For even larger data sizes, MapReduce framework provides DistributedCache. See its API reference for detailed instructions. Data that you pass via distributed cache is copied onto local filesystem of every node. The benefit of using distributed cache is that only single copy of data per node is made, no matter how many job tasks are running on the node.

Finally, you can always use HDFS directly. Put your data into HDFS and set some option in your job configuration to let mappers and reducers know where to look for the data. Next you can use this data in any way you wish. But bear in mind that order in which mappers and reducers are launched is unpredictable, and that tasks can fail and can also be executed speculatively (multiple identical tasks running at the same time, as soon as one of the tasks completes successfully, other tasks become unnecessary and are killed). To be independent from the task execution order, you should keep data in HDFS read-only.

How do I correctly configure DNS?

Arguably, DNS is the most troublesome piece of setup for any distributed system, not only Hadoop. To ensure smooth operation, you should do all of the following:

  1. Select unique hostname for every cluster node, e.g. "node1", "node2", and so on.

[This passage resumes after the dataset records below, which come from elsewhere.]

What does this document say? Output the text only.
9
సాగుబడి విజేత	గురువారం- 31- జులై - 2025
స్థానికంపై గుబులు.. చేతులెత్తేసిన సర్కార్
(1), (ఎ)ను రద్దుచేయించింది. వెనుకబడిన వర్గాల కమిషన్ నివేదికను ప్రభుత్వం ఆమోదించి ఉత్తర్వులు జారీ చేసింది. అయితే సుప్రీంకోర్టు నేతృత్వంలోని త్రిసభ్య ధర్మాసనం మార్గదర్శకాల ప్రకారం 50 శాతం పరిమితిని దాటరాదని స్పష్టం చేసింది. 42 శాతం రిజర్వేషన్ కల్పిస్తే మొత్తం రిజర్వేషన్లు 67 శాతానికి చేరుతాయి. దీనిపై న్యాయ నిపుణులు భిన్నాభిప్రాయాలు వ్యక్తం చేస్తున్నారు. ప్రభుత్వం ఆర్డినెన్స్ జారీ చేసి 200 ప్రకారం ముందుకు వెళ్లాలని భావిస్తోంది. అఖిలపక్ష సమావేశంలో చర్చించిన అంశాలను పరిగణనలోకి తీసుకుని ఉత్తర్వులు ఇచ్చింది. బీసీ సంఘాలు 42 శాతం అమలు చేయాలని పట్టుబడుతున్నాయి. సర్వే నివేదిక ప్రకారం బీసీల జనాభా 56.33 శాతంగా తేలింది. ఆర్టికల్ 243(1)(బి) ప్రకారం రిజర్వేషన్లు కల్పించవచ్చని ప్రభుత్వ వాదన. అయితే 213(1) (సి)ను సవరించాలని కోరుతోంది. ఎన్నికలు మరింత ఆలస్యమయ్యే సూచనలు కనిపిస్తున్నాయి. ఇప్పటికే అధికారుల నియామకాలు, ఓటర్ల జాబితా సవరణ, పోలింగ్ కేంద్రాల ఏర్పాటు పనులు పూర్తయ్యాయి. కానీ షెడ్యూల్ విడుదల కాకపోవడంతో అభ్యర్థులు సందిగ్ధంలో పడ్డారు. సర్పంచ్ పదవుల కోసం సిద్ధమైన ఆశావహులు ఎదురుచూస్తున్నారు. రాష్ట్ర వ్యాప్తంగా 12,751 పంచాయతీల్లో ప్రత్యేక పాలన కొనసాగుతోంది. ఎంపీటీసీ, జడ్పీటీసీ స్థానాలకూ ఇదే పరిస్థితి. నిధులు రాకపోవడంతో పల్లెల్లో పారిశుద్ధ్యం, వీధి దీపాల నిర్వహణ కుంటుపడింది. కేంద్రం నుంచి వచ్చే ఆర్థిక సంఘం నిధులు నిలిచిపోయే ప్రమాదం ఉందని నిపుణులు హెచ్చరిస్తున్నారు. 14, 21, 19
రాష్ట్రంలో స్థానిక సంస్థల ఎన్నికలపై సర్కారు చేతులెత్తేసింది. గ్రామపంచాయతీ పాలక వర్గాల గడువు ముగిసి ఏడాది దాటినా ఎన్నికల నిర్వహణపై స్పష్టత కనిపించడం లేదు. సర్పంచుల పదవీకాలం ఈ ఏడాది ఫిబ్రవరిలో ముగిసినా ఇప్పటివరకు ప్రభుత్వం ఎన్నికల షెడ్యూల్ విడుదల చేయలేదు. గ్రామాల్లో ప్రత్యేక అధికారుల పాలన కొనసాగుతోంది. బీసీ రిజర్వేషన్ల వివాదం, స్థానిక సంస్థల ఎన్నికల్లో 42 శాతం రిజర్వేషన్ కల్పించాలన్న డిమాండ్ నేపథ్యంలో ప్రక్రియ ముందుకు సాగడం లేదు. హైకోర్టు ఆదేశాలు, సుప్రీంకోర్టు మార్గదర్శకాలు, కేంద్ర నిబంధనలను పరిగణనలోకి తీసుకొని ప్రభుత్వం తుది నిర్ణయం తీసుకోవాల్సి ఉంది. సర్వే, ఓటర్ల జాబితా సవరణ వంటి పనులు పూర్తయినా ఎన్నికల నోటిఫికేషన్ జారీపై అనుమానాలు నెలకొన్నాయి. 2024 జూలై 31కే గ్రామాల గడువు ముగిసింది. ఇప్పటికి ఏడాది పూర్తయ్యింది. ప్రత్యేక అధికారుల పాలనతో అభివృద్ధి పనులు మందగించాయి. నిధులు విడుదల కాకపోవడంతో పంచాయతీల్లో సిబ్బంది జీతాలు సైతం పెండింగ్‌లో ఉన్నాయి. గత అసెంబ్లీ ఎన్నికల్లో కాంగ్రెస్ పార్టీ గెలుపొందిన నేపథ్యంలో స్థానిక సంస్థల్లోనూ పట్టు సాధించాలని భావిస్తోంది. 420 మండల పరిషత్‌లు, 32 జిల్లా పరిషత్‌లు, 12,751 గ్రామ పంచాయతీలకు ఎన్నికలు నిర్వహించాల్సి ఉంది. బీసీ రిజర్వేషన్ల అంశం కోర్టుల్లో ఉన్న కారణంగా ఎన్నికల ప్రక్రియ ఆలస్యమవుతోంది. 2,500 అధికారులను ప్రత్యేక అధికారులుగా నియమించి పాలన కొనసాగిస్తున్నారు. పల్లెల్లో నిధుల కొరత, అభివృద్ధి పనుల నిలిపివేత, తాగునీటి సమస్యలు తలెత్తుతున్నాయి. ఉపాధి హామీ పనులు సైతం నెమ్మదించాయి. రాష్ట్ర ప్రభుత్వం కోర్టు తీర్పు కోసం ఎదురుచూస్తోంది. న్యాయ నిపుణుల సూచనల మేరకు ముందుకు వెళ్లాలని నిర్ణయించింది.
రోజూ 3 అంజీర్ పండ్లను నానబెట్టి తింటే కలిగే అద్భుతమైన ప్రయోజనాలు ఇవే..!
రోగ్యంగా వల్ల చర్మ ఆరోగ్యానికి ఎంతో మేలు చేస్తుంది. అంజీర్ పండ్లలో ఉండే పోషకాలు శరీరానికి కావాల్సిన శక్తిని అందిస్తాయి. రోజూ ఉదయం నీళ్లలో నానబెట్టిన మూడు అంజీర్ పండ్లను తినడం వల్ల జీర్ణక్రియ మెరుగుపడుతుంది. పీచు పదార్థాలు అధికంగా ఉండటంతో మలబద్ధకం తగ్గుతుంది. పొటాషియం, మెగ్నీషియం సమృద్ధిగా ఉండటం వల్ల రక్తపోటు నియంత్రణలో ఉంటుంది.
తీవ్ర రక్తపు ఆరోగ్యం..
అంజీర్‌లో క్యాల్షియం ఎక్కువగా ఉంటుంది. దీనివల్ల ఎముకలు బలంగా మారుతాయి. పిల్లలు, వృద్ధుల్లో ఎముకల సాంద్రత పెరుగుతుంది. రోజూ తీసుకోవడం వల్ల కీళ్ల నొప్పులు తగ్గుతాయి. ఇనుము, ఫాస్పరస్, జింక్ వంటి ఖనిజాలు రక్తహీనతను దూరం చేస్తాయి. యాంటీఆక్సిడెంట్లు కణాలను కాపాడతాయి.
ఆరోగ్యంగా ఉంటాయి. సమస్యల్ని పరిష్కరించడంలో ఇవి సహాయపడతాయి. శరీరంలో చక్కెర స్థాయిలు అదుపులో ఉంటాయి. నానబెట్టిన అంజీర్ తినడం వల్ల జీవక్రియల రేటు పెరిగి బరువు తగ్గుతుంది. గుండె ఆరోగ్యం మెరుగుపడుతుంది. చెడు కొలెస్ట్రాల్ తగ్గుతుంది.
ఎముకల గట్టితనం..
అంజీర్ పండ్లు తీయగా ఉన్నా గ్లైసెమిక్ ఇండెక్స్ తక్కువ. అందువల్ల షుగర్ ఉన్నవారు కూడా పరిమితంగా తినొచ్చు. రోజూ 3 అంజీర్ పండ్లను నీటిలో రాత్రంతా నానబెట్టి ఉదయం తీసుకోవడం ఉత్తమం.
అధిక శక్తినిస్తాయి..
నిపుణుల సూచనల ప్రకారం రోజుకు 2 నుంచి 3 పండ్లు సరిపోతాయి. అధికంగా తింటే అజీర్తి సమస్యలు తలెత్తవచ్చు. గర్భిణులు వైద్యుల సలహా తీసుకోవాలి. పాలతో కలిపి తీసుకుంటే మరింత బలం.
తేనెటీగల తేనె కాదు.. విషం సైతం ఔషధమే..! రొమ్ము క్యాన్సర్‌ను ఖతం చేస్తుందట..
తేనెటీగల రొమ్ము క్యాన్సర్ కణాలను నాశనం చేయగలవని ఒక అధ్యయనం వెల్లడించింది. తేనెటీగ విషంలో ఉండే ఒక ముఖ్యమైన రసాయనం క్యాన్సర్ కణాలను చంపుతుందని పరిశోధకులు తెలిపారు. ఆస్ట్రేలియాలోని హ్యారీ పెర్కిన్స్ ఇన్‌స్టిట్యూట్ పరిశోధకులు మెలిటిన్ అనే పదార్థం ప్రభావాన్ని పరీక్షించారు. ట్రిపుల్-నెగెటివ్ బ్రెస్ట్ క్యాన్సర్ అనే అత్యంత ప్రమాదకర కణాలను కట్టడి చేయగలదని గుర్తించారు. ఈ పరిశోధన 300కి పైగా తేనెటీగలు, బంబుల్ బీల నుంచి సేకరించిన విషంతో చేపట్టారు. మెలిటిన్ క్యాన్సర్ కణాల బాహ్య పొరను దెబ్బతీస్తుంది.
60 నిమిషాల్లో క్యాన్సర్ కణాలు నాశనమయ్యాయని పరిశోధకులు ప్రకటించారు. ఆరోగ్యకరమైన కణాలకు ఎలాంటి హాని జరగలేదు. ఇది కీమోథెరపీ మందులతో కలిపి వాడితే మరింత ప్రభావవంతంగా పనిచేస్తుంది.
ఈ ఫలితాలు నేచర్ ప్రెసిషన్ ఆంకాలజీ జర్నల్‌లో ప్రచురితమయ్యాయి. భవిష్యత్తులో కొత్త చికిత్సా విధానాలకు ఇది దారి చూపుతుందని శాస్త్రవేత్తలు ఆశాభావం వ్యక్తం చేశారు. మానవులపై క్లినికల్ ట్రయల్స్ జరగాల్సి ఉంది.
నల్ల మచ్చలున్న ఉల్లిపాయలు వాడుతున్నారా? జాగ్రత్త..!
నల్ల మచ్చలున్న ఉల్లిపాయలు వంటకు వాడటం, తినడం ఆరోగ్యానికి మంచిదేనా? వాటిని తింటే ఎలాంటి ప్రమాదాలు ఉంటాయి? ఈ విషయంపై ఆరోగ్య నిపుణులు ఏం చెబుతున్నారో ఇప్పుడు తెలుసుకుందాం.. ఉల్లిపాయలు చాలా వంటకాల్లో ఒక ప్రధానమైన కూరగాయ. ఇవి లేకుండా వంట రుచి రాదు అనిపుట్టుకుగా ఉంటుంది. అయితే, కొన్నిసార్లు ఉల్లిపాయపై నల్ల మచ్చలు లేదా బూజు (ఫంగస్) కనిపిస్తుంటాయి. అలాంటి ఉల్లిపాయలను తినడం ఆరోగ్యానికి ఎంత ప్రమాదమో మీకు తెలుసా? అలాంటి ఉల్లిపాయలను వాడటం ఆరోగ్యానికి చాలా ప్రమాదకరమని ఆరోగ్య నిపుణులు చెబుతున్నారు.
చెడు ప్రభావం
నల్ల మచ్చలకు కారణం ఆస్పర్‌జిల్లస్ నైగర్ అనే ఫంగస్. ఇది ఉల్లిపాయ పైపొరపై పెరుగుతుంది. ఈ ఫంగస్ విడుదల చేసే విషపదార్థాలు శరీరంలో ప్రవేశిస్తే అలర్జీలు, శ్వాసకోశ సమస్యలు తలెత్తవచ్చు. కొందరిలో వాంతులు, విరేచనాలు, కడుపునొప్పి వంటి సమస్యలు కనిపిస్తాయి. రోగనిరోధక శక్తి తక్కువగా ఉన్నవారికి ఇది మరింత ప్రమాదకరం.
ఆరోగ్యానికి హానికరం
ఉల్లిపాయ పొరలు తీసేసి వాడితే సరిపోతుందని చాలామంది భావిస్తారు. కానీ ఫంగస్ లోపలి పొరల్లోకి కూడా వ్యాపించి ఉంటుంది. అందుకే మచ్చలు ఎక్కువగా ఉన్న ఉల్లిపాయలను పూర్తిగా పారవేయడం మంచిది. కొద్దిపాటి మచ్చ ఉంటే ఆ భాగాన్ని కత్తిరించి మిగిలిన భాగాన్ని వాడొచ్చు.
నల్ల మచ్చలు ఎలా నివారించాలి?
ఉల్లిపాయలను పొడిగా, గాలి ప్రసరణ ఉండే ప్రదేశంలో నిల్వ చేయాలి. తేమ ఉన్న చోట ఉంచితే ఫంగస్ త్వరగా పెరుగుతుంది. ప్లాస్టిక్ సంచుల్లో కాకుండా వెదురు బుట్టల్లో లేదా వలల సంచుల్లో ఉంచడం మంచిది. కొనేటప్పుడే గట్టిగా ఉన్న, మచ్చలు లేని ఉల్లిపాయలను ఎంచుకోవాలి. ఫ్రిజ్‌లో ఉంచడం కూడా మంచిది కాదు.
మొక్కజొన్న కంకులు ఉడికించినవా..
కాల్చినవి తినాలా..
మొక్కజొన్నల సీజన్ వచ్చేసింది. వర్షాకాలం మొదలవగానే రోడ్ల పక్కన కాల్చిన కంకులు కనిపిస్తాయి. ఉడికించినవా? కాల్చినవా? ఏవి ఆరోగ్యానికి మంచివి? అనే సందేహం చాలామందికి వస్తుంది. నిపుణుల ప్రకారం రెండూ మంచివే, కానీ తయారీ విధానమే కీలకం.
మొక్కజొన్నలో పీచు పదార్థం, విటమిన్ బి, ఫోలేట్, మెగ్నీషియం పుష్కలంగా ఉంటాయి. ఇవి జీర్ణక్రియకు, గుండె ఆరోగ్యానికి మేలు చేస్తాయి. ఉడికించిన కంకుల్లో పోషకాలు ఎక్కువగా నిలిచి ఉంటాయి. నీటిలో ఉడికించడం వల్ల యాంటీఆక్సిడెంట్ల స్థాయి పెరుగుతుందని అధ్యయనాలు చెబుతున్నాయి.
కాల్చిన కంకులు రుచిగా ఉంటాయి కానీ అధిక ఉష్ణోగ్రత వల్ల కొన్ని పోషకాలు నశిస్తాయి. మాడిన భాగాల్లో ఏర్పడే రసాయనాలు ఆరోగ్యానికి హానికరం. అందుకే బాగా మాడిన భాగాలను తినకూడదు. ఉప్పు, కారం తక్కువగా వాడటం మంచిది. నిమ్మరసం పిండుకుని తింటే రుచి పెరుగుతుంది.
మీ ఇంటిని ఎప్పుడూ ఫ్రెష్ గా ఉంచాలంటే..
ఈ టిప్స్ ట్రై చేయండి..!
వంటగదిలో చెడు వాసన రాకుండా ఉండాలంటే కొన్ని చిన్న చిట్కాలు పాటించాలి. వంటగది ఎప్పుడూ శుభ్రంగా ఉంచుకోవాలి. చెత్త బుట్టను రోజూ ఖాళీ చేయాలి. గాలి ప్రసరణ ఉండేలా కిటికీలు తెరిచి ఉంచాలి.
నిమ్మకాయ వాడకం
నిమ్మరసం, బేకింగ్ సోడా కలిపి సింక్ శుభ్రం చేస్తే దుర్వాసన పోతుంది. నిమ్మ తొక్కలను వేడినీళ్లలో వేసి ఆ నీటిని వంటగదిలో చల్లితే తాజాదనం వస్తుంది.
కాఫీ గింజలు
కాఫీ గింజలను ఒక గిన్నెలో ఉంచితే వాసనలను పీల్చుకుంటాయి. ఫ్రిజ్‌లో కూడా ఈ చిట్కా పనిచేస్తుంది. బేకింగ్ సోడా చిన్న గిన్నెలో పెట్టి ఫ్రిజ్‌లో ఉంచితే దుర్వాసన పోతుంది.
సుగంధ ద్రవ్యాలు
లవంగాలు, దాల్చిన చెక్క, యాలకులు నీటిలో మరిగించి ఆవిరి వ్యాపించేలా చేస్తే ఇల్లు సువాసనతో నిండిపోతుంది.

  2. Ensure that every node "knows" its own hostname correctly. Command hostname must returned the hostname you selected and not something else. To change hostname, you typically (depends on Linux distribution) need to edit /etc/hostname and reboot the machine.

  3. Ensure that your DNS server is configured properly for forward lookup. This means that no matter which node your are currently logged in to, the command nslookup <nodename> returns the primary IP address of the respective node for every node in the cluster.

  4. Ensure that DNS server is configured properly for reverse lookup. No matter which node you are currently logged in to, the command nslookup <primary_ip_address> must return selected hostname.

  5. Use selected hostnames in all Hadoop configuration files (/etc/hadoop/slaves, hdfs-site.xml, etc) and in paths (hdfs://node1:9000/a/b/c).

You should ideally avoid aliases. This doesn’t mean that cluster won’t work with aliases, but avoiding aliases will make setup easier.